The lower, but still attractive yields on domestic and international papers, accompanied by stable inflation, a more favourable fiscal performance and positive tones from rating agencies are supportive for the overall demand for Serbian Treasury bonds, Erste said in a quarterly bond market report on the countries in Central and Eastern Europe (CEE) published last week.
The Serbian debt agency is expected to keep a similar issuance pattern and continue with all activities aimed at the development of the longer end of the benchmark yield curve, Erste said. "The most interesting story will be the financing of the $1 billion (818 million euro) Eurobond maturing in the fourth quarter of 2018, as it is still not clear whether the government will try to take advantage of the favorable conditions and tap the international markets or stick to the current strategy of lowering the external part of public debt."
Eurobond issuance is planned in the 2018 budget again, but experience in the last few years shows that Serbia usually skips the issuance, despite the adopted financing plan, Erste said.
The Serbian yield of local currency bonds maturing in 2023 is expected to move towards 4.5% during the year, with upside pressure coming from benchmark yield developments, while spreads should remain relatively unchanged, the bank noted. "We expect to switch our forecasts for the benchmark yield to the newly introduced ten-year dinar-denominated bond as of our next bond report."

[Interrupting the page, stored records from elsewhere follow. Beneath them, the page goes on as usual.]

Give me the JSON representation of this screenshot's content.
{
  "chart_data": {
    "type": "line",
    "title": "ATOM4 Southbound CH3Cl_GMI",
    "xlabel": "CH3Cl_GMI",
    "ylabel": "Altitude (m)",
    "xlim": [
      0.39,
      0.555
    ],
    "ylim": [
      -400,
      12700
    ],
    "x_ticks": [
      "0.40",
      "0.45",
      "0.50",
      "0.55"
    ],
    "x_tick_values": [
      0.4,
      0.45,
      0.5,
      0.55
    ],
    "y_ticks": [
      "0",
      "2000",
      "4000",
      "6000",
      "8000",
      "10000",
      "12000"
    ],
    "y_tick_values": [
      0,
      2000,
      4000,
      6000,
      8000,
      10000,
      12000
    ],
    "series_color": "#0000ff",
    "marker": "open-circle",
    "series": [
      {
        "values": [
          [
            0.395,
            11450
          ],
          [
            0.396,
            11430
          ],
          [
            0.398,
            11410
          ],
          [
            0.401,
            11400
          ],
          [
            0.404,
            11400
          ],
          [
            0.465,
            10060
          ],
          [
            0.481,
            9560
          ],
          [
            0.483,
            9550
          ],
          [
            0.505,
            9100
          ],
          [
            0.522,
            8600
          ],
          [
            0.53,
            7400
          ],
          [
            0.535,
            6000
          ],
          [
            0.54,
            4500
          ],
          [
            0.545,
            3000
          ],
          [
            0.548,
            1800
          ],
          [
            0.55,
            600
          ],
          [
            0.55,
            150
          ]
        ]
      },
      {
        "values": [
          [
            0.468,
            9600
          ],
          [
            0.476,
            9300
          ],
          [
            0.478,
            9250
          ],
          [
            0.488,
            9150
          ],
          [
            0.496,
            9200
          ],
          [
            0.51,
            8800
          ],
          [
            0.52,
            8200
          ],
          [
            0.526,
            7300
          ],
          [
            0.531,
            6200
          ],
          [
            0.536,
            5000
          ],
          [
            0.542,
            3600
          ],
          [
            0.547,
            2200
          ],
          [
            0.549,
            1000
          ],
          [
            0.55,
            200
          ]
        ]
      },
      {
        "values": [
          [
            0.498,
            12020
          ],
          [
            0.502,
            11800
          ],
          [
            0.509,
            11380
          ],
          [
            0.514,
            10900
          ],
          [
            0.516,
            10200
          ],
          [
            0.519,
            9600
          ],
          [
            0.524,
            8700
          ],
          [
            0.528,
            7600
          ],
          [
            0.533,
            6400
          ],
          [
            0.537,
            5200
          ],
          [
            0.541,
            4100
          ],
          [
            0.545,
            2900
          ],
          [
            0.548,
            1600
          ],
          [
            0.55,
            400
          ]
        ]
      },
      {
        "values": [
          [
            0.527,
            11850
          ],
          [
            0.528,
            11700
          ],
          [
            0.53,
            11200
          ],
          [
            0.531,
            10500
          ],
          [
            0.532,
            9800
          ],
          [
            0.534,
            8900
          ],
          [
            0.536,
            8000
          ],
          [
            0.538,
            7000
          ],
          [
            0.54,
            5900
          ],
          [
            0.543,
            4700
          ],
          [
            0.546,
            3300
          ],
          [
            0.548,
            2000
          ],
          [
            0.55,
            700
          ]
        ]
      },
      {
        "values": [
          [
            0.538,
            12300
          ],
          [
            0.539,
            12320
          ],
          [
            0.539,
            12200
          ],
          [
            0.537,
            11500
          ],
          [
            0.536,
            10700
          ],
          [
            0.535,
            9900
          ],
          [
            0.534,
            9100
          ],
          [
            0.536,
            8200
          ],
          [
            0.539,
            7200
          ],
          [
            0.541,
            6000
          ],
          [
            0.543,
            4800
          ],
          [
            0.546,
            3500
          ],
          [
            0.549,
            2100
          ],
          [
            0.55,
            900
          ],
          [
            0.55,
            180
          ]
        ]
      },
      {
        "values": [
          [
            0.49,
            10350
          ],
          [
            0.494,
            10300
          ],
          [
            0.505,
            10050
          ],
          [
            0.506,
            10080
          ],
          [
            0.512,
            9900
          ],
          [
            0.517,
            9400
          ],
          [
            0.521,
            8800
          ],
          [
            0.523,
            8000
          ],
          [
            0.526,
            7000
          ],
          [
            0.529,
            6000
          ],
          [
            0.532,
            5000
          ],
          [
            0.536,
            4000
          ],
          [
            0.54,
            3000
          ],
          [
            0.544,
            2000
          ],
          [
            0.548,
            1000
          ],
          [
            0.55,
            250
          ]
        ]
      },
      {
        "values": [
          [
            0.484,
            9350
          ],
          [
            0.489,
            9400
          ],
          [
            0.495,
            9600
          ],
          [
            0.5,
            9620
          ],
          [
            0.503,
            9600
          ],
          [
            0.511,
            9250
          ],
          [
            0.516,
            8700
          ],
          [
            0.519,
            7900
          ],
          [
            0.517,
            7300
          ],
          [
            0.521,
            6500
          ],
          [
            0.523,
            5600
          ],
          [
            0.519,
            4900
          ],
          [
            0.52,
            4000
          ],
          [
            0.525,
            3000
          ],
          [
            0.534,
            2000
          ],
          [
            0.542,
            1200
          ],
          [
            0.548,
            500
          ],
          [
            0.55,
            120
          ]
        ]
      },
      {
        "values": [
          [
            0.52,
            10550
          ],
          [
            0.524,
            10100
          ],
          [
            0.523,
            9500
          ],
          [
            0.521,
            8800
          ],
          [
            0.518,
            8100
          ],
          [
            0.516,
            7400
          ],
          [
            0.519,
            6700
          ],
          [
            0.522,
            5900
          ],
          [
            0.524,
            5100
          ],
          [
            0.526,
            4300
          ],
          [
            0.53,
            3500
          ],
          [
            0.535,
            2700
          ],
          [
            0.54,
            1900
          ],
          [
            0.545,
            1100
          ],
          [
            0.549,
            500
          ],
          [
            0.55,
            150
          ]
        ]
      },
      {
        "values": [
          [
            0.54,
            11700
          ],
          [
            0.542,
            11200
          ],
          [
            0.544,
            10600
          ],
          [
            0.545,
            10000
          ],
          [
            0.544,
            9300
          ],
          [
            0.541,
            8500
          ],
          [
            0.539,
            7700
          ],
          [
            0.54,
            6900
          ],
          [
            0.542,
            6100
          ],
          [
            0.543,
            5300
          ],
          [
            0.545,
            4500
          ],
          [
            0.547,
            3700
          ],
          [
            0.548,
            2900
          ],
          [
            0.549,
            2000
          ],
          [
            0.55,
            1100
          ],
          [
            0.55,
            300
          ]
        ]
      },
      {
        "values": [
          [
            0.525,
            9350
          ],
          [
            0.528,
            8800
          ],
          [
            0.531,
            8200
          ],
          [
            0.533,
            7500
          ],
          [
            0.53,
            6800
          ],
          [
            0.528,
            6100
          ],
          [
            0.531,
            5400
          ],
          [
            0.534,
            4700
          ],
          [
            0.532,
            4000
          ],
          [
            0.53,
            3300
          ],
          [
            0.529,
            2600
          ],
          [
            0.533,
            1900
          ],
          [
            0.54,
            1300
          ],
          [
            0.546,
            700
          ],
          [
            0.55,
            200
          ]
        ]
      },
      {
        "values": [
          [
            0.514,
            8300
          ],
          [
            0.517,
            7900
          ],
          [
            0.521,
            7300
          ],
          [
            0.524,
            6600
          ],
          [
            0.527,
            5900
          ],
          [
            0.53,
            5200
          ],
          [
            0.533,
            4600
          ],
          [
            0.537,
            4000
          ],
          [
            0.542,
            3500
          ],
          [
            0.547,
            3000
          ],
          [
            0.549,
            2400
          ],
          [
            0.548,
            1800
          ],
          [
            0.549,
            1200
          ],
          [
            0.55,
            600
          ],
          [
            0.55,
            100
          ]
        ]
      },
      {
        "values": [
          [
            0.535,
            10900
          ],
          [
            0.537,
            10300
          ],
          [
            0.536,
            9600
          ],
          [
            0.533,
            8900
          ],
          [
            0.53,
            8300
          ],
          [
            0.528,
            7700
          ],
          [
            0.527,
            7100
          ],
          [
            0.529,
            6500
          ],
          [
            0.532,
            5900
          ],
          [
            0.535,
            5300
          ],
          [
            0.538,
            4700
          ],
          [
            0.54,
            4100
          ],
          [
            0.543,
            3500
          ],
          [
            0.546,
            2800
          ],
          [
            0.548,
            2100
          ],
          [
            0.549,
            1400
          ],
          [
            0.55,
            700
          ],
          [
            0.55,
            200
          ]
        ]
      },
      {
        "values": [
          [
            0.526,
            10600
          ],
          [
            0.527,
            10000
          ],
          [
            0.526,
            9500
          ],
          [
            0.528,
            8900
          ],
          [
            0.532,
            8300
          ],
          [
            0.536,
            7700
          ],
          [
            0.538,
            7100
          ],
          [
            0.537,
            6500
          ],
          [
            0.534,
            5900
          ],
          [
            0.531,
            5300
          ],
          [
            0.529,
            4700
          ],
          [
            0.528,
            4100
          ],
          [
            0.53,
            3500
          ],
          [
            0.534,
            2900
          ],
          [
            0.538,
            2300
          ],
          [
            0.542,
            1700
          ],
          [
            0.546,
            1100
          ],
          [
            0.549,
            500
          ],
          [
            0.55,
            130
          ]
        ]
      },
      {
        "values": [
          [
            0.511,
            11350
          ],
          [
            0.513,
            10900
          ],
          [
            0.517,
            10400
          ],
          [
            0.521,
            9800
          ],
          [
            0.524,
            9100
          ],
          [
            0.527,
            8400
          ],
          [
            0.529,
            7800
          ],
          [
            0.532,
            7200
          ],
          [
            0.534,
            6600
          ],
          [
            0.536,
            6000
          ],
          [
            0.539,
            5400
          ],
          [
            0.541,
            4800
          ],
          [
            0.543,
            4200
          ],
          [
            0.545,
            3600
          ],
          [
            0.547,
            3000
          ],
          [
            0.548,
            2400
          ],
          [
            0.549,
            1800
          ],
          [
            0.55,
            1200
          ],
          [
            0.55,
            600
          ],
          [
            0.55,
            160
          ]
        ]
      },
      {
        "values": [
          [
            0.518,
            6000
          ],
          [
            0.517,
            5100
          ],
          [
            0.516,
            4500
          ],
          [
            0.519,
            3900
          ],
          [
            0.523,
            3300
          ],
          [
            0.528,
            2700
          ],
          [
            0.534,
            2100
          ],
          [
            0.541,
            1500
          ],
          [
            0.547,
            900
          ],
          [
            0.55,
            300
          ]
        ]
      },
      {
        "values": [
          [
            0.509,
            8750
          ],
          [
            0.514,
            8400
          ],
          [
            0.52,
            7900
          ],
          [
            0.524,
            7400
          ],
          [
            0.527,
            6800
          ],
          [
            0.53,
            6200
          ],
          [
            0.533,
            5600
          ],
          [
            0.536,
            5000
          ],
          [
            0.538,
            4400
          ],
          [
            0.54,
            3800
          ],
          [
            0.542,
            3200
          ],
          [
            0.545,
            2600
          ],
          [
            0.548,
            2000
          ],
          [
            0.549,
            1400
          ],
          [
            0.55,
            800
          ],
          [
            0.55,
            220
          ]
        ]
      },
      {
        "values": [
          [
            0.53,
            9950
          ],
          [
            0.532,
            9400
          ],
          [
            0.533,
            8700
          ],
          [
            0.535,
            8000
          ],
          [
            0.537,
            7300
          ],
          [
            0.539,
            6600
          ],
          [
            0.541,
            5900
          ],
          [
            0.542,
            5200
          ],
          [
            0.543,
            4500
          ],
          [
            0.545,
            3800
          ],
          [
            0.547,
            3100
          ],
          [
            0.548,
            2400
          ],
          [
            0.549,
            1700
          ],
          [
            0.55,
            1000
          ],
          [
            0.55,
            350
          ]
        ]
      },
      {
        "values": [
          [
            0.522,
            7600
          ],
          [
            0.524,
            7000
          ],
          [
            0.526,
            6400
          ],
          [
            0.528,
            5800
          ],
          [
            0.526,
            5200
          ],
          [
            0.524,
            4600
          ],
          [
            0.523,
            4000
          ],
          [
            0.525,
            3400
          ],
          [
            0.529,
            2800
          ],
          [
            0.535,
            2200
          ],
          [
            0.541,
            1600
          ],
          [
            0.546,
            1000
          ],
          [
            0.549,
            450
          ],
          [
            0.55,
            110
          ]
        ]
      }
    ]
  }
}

After the Serbian central bank, the NBS, surprised the markets by cutting the key rate to 3.00% in April, Erste expects the monetary policy tone to remain unchanged during the year, as the currently lower inflation rates are mostly a result of a high base effect and not a lack of demand. Therefore, additional support for yield developments from the monetary policy side is not foreseen. Inflation is expected to gradually accelerate in the second half of the year, when the base effect starts to fade out.
NBS said earlier this month it decided to cut its key repo rate to 3.00% from 3.25%, based on projections of slowing inflation in the coming period. The inflation rate is expected to stay at the current level for the coming months, but to gradually approach the middle of the 1.5%-4.5% target band in the next two years, NBS said.